First Published: 2003-10-01

 
Kadhafi urges Libyan women to train for combat
 

Libyan leader also urges women to learn to mine their homes, their cars, all objectives targetted by enemy.

 

Middle East Online

Kadhafi always travels with female bodyguards

TRIPOLI - Libyan leader Moamer Kadhafi urged Libyan women to train for combat and mine their homes to avoid the same fate as women and children killed in Iraq and the Palestinian territories, Libyan Radio reported.

"Our time has known wars which have gone beyond combat zones to hit homes and other civilian targets," Khadhafi told a group of women in a speech late Tuesday in Syrte, 500 kilometers (300 miles) east of Tripoli.

"In Baghdad or in Gaza, the victims are mainly women and children," Colonel Kadhafi was quoted as saying.

"That's why women should be trained for combat, so that they do not become easy prey for their enemies," said Khadhafi, who always travels with female bodyguards.

"Women should train with all means to confront their enemies. They should also learn to mine their homes, their cars and all objectives targetted by the enemy," he added.

The Libyan authorities this year dedicated celebrations for the 34th anniversary of Kadhafi's rise to power to women, paying tribute to their growing role in public life and participation in the armed forces.

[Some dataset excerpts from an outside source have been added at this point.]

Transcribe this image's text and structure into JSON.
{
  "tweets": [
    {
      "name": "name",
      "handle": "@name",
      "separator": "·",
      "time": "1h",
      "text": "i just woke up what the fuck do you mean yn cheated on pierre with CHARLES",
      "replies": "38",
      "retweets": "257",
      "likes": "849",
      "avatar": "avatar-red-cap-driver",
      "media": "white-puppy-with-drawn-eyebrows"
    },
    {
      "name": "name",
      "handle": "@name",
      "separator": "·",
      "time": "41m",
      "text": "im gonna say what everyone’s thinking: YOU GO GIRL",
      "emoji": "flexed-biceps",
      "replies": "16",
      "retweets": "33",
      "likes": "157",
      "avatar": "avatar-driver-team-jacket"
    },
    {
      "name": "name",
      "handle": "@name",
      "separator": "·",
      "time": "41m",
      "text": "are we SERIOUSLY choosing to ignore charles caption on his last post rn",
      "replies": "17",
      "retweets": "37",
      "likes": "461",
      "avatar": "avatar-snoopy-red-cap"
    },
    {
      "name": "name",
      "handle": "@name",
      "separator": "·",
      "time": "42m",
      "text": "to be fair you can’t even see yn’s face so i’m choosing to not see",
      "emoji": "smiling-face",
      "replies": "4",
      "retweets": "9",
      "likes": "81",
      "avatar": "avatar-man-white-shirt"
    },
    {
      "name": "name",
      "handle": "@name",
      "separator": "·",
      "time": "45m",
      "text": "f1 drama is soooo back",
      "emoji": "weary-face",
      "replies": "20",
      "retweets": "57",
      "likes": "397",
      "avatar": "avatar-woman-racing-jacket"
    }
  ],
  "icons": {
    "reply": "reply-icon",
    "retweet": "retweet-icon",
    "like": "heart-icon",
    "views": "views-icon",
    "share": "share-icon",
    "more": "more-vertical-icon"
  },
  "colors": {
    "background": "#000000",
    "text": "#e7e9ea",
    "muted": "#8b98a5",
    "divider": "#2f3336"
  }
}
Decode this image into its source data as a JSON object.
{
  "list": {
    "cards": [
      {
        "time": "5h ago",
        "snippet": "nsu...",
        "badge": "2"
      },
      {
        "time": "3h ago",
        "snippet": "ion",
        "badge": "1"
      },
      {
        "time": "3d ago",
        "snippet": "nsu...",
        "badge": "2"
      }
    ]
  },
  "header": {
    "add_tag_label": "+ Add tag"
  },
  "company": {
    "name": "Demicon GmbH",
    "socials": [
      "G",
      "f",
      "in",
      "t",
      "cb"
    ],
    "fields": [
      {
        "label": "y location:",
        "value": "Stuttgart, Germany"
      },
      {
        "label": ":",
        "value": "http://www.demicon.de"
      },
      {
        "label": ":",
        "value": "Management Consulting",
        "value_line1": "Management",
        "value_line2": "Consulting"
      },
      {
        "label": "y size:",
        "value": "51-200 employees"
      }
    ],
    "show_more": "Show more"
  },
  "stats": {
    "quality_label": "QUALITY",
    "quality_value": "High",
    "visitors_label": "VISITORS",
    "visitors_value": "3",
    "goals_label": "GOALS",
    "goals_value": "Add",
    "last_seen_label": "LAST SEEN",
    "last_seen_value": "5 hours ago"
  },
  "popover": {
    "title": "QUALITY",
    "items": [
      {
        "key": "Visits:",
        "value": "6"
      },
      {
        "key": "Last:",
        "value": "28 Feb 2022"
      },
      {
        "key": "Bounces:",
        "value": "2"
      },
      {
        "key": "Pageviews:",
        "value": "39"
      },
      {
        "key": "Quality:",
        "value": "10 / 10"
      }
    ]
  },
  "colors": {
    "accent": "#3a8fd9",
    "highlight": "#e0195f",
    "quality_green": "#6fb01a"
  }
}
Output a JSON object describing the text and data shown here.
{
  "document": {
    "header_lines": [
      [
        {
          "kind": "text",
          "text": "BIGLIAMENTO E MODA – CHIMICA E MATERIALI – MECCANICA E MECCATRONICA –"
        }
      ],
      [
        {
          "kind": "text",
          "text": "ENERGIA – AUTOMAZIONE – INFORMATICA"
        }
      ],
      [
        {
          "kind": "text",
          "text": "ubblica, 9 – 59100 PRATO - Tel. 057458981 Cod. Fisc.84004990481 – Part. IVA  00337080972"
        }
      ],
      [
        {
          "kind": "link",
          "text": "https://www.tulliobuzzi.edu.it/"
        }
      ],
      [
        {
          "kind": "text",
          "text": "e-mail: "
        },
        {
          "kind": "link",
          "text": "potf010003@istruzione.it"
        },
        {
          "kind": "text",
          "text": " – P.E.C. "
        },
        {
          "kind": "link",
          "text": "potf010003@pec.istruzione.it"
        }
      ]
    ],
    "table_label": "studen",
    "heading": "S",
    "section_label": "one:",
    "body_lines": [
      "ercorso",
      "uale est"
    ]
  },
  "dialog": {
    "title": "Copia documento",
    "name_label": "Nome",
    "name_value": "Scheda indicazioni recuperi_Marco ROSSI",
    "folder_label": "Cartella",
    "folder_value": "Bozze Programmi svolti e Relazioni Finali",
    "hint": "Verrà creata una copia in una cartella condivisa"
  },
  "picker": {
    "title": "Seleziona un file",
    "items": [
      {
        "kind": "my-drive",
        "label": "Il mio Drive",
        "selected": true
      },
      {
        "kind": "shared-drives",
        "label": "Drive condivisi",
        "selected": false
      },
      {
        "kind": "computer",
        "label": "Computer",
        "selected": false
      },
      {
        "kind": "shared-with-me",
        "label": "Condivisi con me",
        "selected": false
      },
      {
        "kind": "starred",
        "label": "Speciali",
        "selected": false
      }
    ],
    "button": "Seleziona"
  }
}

As part of festivities, a military parade composed only of women took place in Tripoli on September 1, watched by women spectators, including Kadhafi's wife Safiya as well as the wives of African heads of state.

The Africans were invited to show Libya's new policies aimed at courting African rather than Arab countries, which he has denounced as powerless to deal with the problems in Iraq and the Palestinian territories.

Kadhafi meanwhile said "the Oriental (Arab) woman is humiliated and exploited by society", and that she is "considered an object of desire or a piece of furniture."

In the West, he added, "the situation for women is hardly enviable: she has left home but only to confront a difficult fate, driving trucks and trains."

It is only in Africa, the Libyan leader added, that a woman "is free because of the society of the jungle and the hut. This is what made the African woman's character stronger than the man's."